«Нет, он все-таки юродивый! — с возмущением фыркнул Сеера. — Отказался быть ангелом, чтобы продолжать казнить людишек в своем мире!»
«Он отказался, потому что любит эту девушку так сильно, что не может без нее жить. Даже будучи ангелом», — Яхоэль невозмутимо пожал плечами.
«Ну, посмотрим, что у него выйдет. Ему ведь теперь надо быть предельно осторожным, чтобы не пошло все по прежней дорожке», — хихикнул демон.
«Выкрутится! — уверенно сказал ангел. — Я память-то ему всю оставил, не стер».
«Что?! Да ты имбецил! Ты представляешь, что с тобой будет? Тебе твой Господь лично крылья оторвет и пошлет на Землю за такие выходки!» — Сеера с возмущением завопил.
«Ничего.
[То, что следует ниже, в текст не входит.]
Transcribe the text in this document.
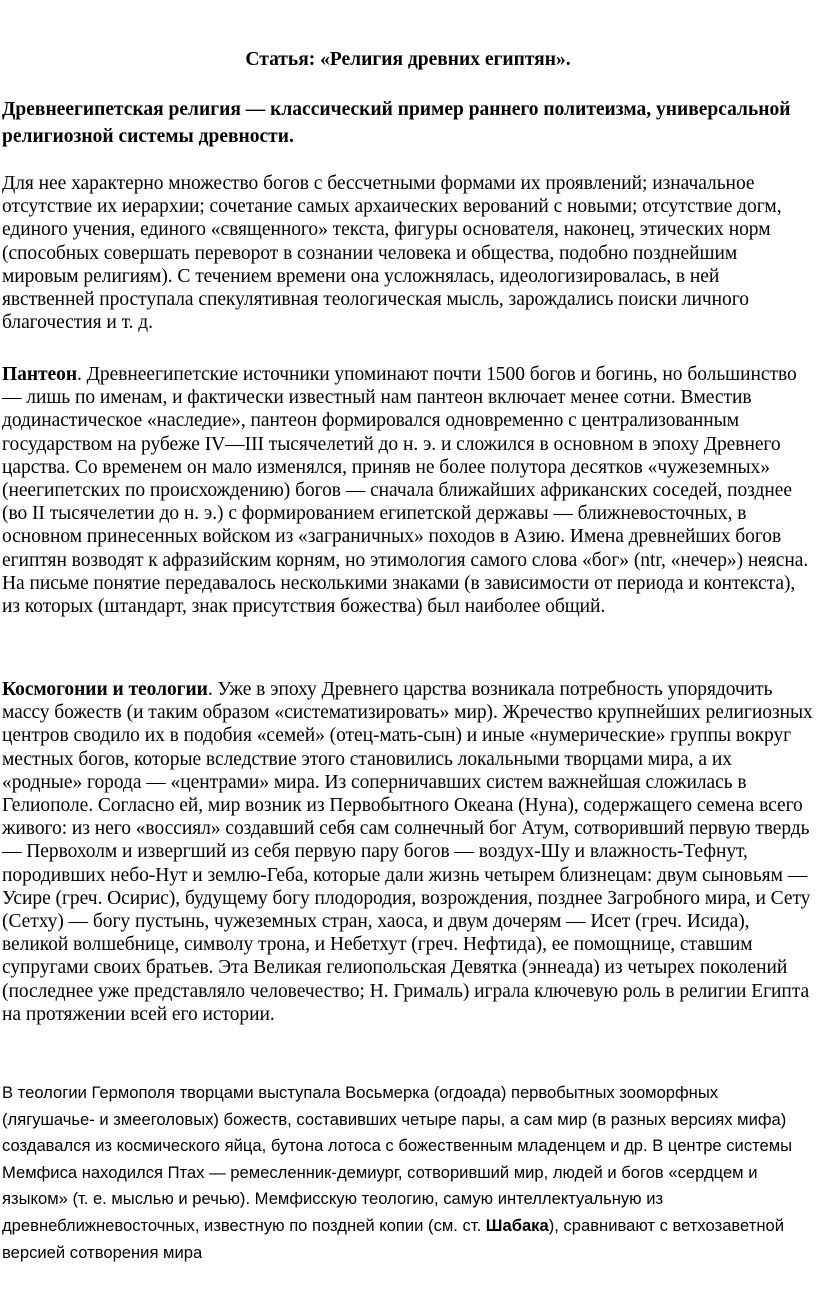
Статья: «Религия древних египтян».

Древнеегипетская религия — классический пример раннего политеизма, универсальной религиозной системы древности.

Для нее характерно множество богов с бессчетными формами их проявлений; изначальное отсутствие их иерархии; сочетание самых архаических верований с новыми; отсутствие догм, единого учения, единого «священного» текста, фигуры основателя, наконец, этических норм (способных совершать переворот в сознании человека и общества, подобно позднейшим мировым религиям). С течением времени она усложнялась, идеологизировалась, в ней явственней проступала спекулятивная теологическая мысль, зарождались поиски личного благочестия и т. д.

Пантеон. Древнеегипетские источники упоминают почти 1500 богов и богинь, но большинство — лишь по именам, и фактически известный нам пантеон включает менее сотни. Вместив додинастическое «наследие», пантеон формировался одновременно с централизованным государством на рубеже IV—III тысячелетий до н. э. и сложился в основном в эпоху Древнего царства. Со временем он мало изменялся, приняв не более полутора десятков «чужеземных» (неегипетских по происхождению) богов — сначала ближайших африканских соседей, позднее (во II тысячелетии до н. э.) с формированием египетской державы — ближневосточных, в основном принесенных войском из «заграничных» походов в Азию. Имена древнейших богов египтян возводят к афразийским корням, но этимология самого слова «бог» (ntr, «нечер») неясна. На письме понятие передавалось несколькими знаками (в зависимости от периода и контекста), из которых (штандарт, знак присутствия божества) был наиболее общий.

Космогонии и теологии. Уже в эпоху Древнего царства возникала потребность упорядочить массу божеств (и таким образом «систематизировать» мир). Жречество крупнейших религиозных центров сводило их в подобия «семей» (отец-мать-сын) и иные «нумерические» группы вокруг местных богов, которые вследствие этого становились локальными творцами мира, а их «родные» города — «центрами» мира. Из соперничавших систем важнейшая сложилась в Гелиополе. Согласно ей, мир возник из Первобытного Океана (Нуна), содержащего семена всего живого: из него «воссиял» создавший себя сам солнечный бог Атум, сотворивший первую твердь — Первохолм и извергший из себя первую пару богов — воздух-Шу и влажность-Тефнут, породивших небо-Нут и землю-Геба, которые дали жизнь четырем близнецам: двум сыновьям — Усире (греч. Осирис), будущему богу плодородия, возрождения, позднее Загробного мира, и Сету (Сетху) — богу пустынь, чужеземных стран, хаоса, и двум дочерям — Исет (греч. Исида), великой волшебнице, символу трона, и Небетхут (греч. Нефтида), ее помощнице, ставшим супругами своих братьев. Эта Великая гелиопольская Девятка (эннеада) из четырех поколений (последнее уже представляло человечество; Н. Грималь) играла ключевую роль в религии Египта на протяжении всей его истории.

В теологии Гермополя творцами выступала Восьмерка (огдоада) первобытных зооморфных (лягушачье- и змееголовых) божеств, составивших четыре пары, а сам мир (в разных версиях мифа) создавался из космического яйца, бутона лотоса с божественным младенцем и др. В центре системы Мемфиса находился Птах — ремесленник-демиург, сотворивший мир, людей и богов «сердцем и языком» (т. е. мыслью и речью). Мемфисскую теологию, самую интеллектуальную из древнеближневосточных, известную по поздней копии (см. ст. Шабака), сравнивают с ветхозаветной версией сотворения мира
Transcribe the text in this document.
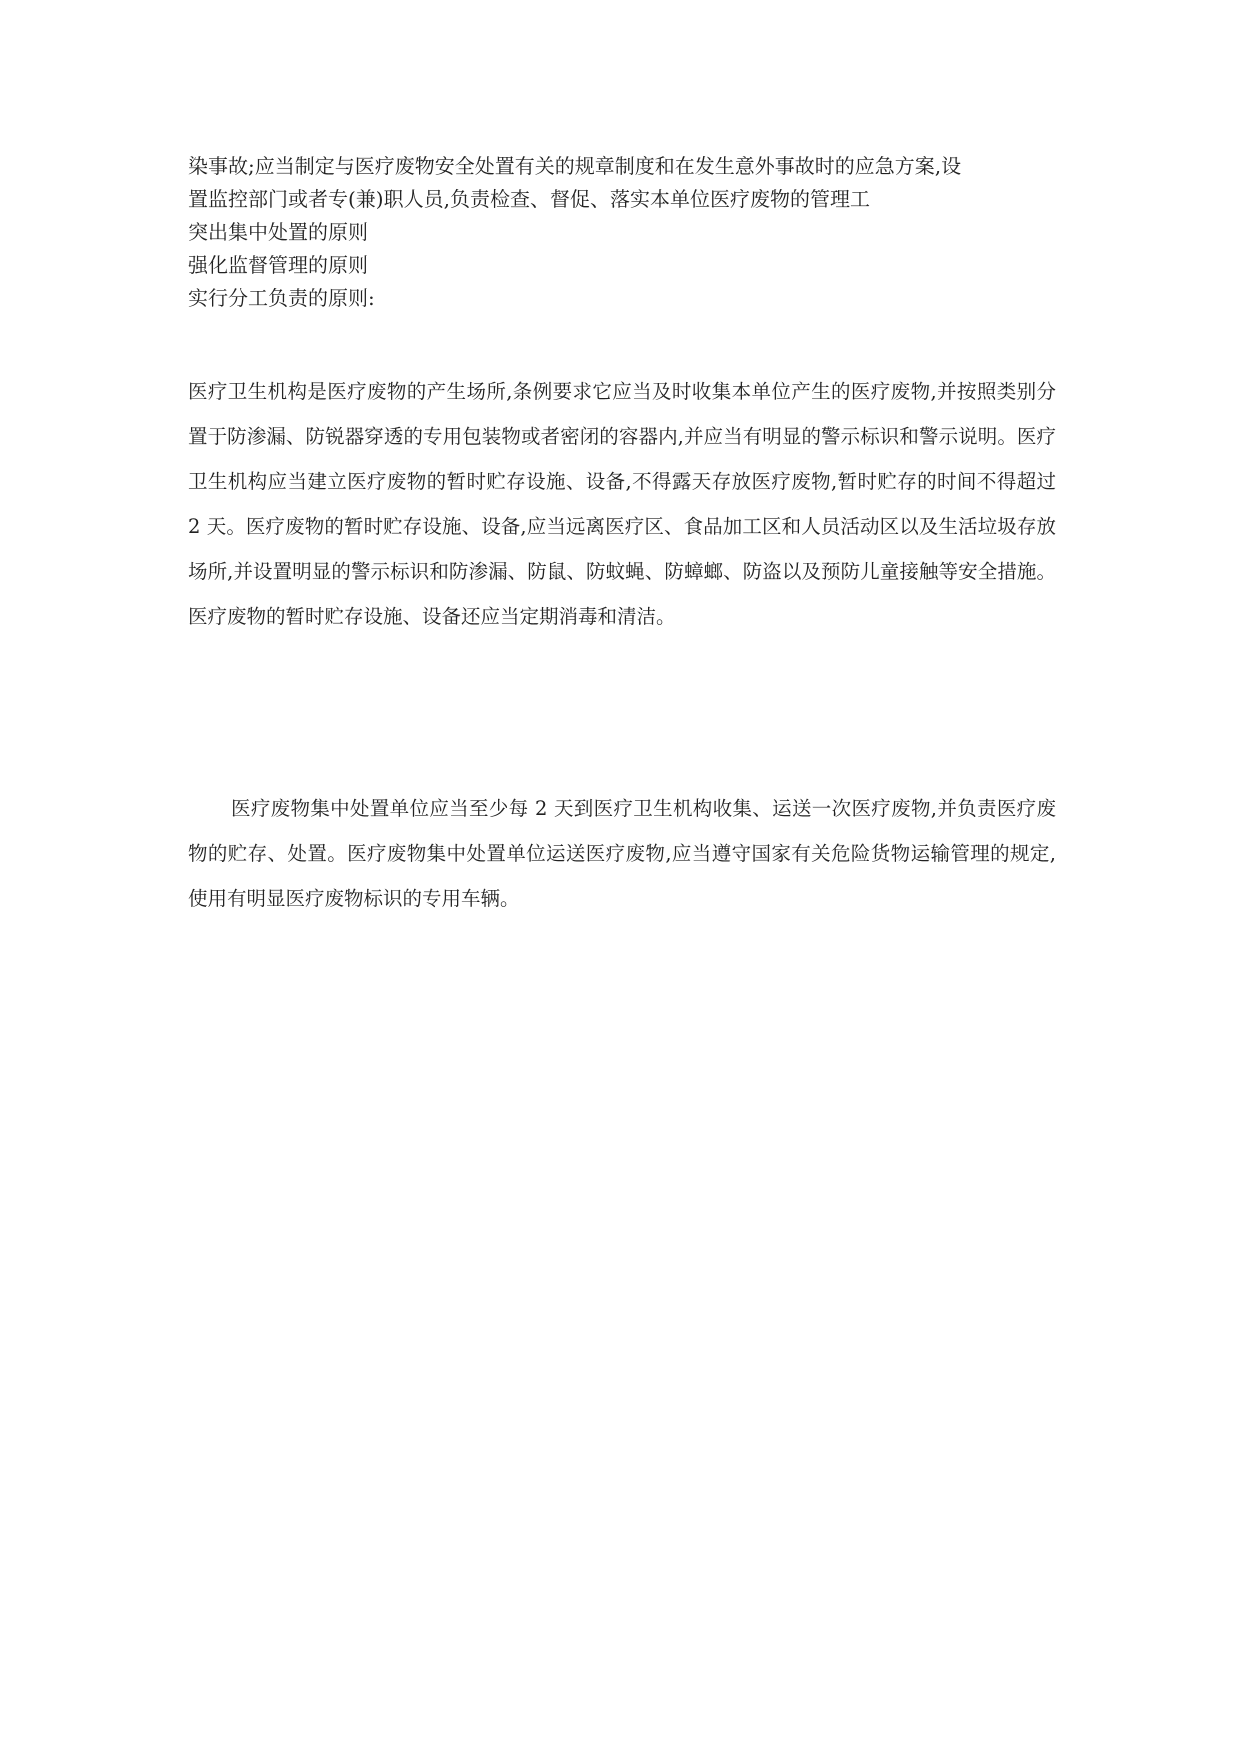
染事故;应当制定与医疗废物安全处置有关的规章制度和在发生意外事故时的应急方案,设
置监控部门或者专(兼)职人员,负责检查、督促、落实本单位医疗废物的管理工
突出集中处置的原则
强化监督管理的原则
实行分工负责的原则:

医疗卫生机构是医疗废物的产生场所,条例要求它应当及时收集本单位产生的医疗废物,并按照类别分置于防渗漏、防锐器穿透的专用包装物或者密闭的容器内,并应当有明显的警示标识和警示说明。医疗卫生机构应当建立医疗废物的暂时贮存设施、设备,不得露天存放医疗废物,暂时贮存的时间不得超过 2 天。医疗废物的暂时贮存设施、设备,应当远离医疗区、食品加工区和人员活动区以及生活垃圾存放场所,并设置明显的警示标识和防渗漏、防鼠、防蚊蝇、防蟑螂、防盗以及预防儿童接触等安全措施。医疗废物的暂时贮存设施、设备还应当定期消毒和清洁。

医疗废物集中处置单位应当至少每 2 天到医疗卫生机构收集、运送一次医疗废物,并负责医疗废物的贮存、处置。医疗废物集中处置单位运送医疗废物,应当遵守国家有关危险货物运输管理的规定,使用有明显医疗废物标识的专用车辆。
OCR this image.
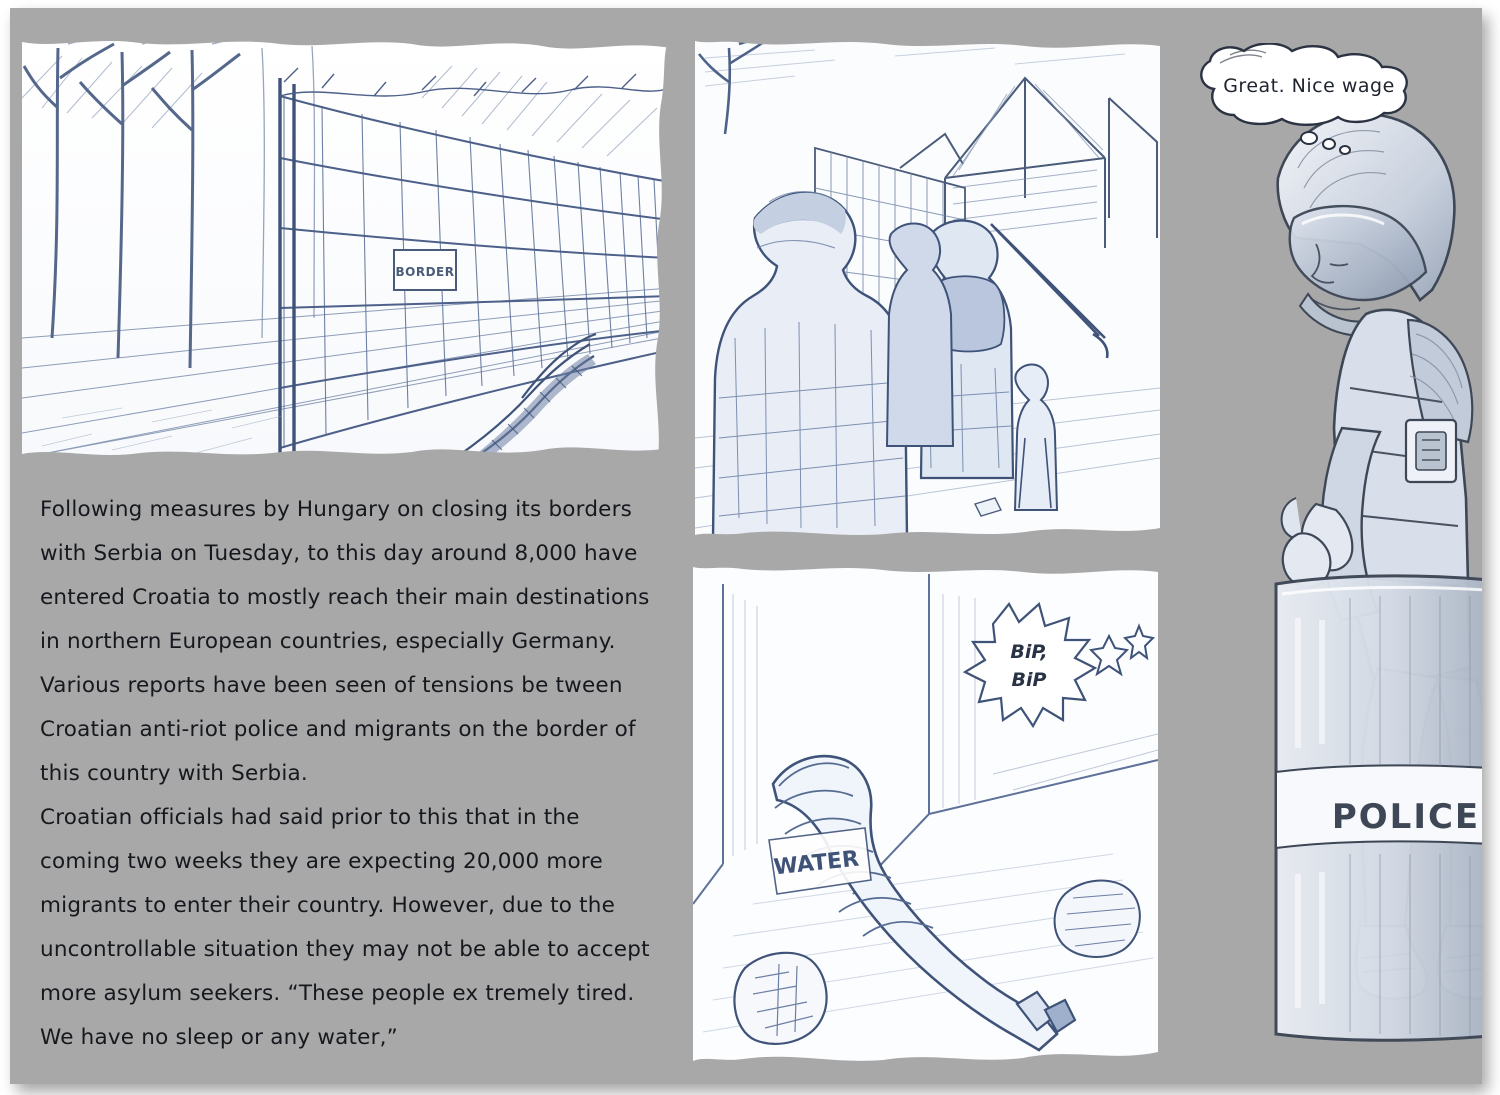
BORDER
WATER
BiP,
BiP

Following measures by Hungary on closing its borders with Serbia on Tuesday, to this day around 8,000 have entered Croatia to mostly reach their main destinations in northern European countries, especially Germany. Various reports have been seen of tensions be tween Croatian anti-riot police and migrants on the border of this country with Serbia.

Croatian officials had said prior to this that in the coming two weeks they are expecting 20,000 more migrants to enter their country. However, due to the uncontrollable situation they may not be able to accept more asylum seekers. “These people ex tremely tired. We have no sleep or any water,”

POLICE
Great. Nice wage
За правое дело и пострадать не жалко, — Яхоэль был невозмутим. — Я с радостью приму свою долю. Знаешь, Сеера, они мне нравятся. И мой несостоявшийся брат, и эта девушка. Мне ради этого не жалко побыть пару сотен лет в том мире».
«Душа твоя голубиная, — вздохнул демон. — Мне тогда тоже пускай рога спиливают. Страдать — так вместе. В конце концов, я к тебе привык за столько веков, уж больно без тебя скучно будет».
Яхоэль хихикнул.
***
— Эй ты, цыганка! Немедленно спускайся! — слова рвались из его рта, словно рот жил сам по себе.
Последним, что помнил судья Фролло, был свет, заполонивший его так, что он почти перестал осознавать себя. А вот теперь он стоит на площади, выкрикивает приказы цыганке, и все это уже с ним было, он отчетливо помнил это и знал, что будет дальше.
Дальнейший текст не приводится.